7.4 You shall compensate Lynk & Co for any and all labour and costs incurred where notice of fault is subsequently proven incorrect, in that there was no fault in the Wheel Service for which Lynk & Co was liable.
8. Limitation of liability With the limitations set out herein, if a Party breaches the terms of this Agreement, it shall compensate the other Party for the direct damages incurred as a consequence thereof.
Neither Party shall be responsible for any indirect or consequential damage caused by it, including but not limited to any loses of production or profit.
Notwithstanding anything to the contrary contained in this Agreement, the liability of the Parties for damage and losses arising pursuant to or in connection with the representations, warranties, indemnifications or other obligations (whether express or implied) of the Parties under this Agreement shall not exceed total value of this Agreement.
Except as provided for in 5.3 above, we are not responsible for not fulfilling the Agreement if the reason is due to events that are beyond our reasonable control which we could not have reasonably been expected to have anticipated when concluding the Agreement with you, or if we are prevented or delayed from acting according to the Agreement by anything you (or anyone acting on your behalf) do or fail to do.
For the avoidance of doubt, where a Party is entitled to a specific remedy hereunder, such right shall not be deemed to restrict that Party’s ability to claim other legal remedies under the Contract or under applicable law.

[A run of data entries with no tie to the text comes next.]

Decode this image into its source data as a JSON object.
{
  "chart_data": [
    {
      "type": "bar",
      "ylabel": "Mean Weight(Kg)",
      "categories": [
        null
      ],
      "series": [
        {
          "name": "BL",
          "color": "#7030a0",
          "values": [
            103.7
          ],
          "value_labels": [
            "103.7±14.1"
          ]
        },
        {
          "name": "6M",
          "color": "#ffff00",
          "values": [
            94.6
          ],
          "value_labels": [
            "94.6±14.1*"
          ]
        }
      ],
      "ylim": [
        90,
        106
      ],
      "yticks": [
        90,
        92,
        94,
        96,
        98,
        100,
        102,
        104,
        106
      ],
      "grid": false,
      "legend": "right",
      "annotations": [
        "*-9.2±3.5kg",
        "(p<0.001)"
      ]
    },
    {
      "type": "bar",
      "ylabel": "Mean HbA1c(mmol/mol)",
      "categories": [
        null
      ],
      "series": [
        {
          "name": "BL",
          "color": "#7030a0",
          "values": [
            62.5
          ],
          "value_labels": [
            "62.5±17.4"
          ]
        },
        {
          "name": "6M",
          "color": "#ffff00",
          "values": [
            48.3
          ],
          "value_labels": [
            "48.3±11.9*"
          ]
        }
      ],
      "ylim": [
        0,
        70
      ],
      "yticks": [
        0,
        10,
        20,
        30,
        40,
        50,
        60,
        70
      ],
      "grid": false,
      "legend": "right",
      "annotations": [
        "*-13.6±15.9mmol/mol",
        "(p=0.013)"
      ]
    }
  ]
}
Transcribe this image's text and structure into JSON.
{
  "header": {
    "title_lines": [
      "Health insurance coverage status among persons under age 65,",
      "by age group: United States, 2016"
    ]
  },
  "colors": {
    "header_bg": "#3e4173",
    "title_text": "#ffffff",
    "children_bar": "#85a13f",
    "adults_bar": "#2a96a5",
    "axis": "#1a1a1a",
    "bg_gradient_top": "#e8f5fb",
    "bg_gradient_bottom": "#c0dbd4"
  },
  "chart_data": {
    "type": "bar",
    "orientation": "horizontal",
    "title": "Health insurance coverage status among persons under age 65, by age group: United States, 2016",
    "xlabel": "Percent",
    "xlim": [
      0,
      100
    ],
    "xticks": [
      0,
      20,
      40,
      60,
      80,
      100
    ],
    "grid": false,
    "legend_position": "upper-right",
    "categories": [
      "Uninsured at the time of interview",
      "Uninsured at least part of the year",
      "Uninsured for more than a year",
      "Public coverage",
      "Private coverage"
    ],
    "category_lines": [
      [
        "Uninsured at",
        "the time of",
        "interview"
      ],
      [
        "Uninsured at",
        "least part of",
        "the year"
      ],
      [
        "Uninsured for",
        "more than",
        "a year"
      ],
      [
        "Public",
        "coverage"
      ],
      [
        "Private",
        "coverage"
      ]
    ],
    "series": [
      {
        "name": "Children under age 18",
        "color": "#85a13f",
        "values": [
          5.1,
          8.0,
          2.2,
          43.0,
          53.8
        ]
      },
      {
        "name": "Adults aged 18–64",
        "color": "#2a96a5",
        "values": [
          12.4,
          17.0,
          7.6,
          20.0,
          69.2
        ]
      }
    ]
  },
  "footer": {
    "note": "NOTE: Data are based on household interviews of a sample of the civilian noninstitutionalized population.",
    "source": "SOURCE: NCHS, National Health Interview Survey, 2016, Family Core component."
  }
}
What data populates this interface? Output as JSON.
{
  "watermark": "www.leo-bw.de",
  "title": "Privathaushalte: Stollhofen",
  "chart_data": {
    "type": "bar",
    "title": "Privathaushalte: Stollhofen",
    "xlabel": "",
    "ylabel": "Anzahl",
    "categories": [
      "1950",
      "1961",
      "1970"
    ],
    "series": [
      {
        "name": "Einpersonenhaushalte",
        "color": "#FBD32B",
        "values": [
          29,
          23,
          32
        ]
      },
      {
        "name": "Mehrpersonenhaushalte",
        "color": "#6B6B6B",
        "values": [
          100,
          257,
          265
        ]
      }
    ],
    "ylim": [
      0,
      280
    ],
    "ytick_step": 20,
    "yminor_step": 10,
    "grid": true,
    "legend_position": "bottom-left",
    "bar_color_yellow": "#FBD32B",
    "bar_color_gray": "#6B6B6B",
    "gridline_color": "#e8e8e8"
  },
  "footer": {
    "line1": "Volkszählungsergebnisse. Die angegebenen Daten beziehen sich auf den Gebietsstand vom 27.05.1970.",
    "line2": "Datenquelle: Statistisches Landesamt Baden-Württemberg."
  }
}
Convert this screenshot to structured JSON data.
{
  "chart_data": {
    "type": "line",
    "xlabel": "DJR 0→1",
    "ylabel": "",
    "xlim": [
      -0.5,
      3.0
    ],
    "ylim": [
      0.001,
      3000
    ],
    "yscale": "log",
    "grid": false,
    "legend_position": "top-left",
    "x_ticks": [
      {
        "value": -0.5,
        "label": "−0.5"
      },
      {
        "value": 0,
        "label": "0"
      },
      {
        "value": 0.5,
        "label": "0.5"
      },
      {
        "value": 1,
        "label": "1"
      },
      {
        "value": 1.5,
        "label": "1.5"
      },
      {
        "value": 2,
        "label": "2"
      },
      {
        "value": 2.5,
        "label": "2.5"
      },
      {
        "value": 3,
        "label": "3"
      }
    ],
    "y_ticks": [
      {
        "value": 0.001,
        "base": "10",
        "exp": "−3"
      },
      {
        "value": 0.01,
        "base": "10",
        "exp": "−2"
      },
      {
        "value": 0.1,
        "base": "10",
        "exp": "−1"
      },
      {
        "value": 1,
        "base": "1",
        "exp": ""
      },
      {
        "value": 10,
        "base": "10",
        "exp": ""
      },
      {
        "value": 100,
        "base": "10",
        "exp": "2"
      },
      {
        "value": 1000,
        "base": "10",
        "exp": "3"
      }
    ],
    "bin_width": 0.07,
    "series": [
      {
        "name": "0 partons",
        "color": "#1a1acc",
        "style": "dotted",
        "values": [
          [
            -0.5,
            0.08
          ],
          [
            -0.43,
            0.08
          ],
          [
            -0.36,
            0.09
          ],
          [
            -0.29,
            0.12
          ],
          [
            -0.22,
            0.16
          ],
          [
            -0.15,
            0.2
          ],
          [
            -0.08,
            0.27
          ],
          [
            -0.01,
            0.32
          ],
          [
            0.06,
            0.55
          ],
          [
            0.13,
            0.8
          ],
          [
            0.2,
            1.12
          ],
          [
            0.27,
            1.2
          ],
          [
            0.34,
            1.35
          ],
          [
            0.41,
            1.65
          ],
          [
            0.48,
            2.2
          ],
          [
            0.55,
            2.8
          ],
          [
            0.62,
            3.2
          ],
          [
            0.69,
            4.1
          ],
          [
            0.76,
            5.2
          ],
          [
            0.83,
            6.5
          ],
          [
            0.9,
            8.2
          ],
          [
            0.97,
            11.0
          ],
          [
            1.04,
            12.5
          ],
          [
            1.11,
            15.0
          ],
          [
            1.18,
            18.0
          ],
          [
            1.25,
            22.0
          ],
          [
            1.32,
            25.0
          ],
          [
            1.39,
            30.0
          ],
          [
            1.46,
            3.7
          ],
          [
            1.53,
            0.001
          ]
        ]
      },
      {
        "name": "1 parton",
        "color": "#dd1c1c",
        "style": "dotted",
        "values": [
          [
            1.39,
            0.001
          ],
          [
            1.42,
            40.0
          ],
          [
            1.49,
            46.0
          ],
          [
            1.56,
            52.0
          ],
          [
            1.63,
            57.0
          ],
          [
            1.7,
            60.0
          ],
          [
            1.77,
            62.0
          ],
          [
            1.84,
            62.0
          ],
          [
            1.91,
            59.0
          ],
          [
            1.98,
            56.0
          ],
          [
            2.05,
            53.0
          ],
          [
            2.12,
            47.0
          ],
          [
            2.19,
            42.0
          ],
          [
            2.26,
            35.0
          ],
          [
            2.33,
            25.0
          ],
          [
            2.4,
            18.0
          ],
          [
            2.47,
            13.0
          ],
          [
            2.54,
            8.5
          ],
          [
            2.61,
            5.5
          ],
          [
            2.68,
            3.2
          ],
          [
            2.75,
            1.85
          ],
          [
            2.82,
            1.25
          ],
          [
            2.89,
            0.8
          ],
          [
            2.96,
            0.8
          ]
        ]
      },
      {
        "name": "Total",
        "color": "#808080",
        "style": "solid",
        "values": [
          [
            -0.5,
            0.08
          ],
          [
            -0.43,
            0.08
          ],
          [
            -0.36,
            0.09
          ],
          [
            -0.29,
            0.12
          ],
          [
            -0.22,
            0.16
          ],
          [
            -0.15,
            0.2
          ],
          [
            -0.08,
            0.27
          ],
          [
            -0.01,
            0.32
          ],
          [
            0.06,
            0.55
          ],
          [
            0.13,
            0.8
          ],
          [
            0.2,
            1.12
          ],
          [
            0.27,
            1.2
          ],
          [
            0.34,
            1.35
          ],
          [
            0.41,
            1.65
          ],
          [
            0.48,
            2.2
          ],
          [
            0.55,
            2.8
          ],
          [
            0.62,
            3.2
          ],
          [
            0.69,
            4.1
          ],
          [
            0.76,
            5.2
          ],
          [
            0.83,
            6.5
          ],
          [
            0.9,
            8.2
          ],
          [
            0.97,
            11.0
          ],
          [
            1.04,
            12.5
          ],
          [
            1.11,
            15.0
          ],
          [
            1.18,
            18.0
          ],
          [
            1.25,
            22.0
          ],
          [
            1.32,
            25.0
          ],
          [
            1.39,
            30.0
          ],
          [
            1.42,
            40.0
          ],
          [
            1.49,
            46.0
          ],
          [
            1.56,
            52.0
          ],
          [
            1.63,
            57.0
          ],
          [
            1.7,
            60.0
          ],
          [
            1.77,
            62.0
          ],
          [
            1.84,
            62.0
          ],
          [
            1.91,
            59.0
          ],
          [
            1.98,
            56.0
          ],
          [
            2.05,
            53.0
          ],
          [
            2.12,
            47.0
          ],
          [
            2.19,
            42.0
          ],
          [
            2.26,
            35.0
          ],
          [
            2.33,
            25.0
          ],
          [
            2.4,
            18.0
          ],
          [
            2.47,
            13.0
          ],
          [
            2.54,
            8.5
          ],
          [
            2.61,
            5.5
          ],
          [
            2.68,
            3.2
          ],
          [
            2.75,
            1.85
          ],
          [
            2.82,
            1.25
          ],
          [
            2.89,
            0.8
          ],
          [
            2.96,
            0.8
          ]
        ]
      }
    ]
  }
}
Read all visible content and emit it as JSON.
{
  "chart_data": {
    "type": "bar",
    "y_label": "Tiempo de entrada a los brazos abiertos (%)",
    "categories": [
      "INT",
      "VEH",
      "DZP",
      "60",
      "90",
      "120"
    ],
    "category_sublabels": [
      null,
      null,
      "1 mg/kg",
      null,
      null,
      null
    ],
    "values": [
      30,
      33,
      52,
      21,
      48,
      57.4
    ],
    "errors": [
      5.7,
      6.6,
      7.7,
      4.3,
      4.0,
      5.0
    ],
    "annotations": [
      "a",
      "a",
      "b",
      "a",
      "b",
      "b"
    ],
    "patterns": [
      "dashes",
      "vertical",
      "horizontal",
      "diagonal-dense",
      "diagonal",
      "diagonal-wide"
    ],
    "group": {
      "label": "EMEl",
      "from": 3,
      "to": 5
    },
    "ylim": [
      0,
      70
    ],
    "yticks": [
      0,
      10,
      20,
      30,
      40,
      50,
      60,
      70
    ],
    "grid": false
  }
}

9. Transfer of rights We reserve the right to use sub-contractors to fulfil our undertakings and may assign or transfer our rights under the Agreement to third parties. This will not affect your rights and our obligations under these General Terms. You are not allowed to transfer any right or unfulfilled obligations to a third party without our prior written consent.
11. Applicable law and jurisdiction All Agreements entered under these General Terms shall be governed and construed in accordance with the laws of Sweden, without regard to any choice of conflict of laws including the United Nations Convention on the International Sale of Goods (CISG).
Any dispute, controversy or claim arising out of or in connection with this Contract, or the breach, termination or availability thereof, shall be finally settled by arbitration in accordance with the Arbitration Rules of the Arbitration Institute of the Stockholm Chamber of Commerce (the ‘SCC’).
The Arbitration Rules by the SCC shall apply unless the SCC in its discretion determines, taking into account the complexity of the case, the amount in dispute and other circumstances, that Rules of Expedited Arbitration shall apply. In the former case, the Arbitral Tribunal shall be composed by one (1) arbitrator.
The seat of arbitration shall be Gothenburg, Sweden. The language to be used in the arbitral proceedings shall be English.
Each Party undertakes and agrees that all arbitral proceedings conducted with reference to this arbitration clause shall be kept strictly confidential. This confidentiality undertaking shall cover all information disclosed in the course of such arbitral proceedings, as well as any decision on award that is made or declared as part of the proceedings. Information covered by this confidentiality undertaking may not in any form be disclosed to a third party without its written consent of the Parties. This notwithstanding a Party shall not be prevented from disclosing such information in order to safeguard its rights in connection with the dispute, or if disclosure is required by law, court order or by obligations pursuant to any applicable stock exchange regulation.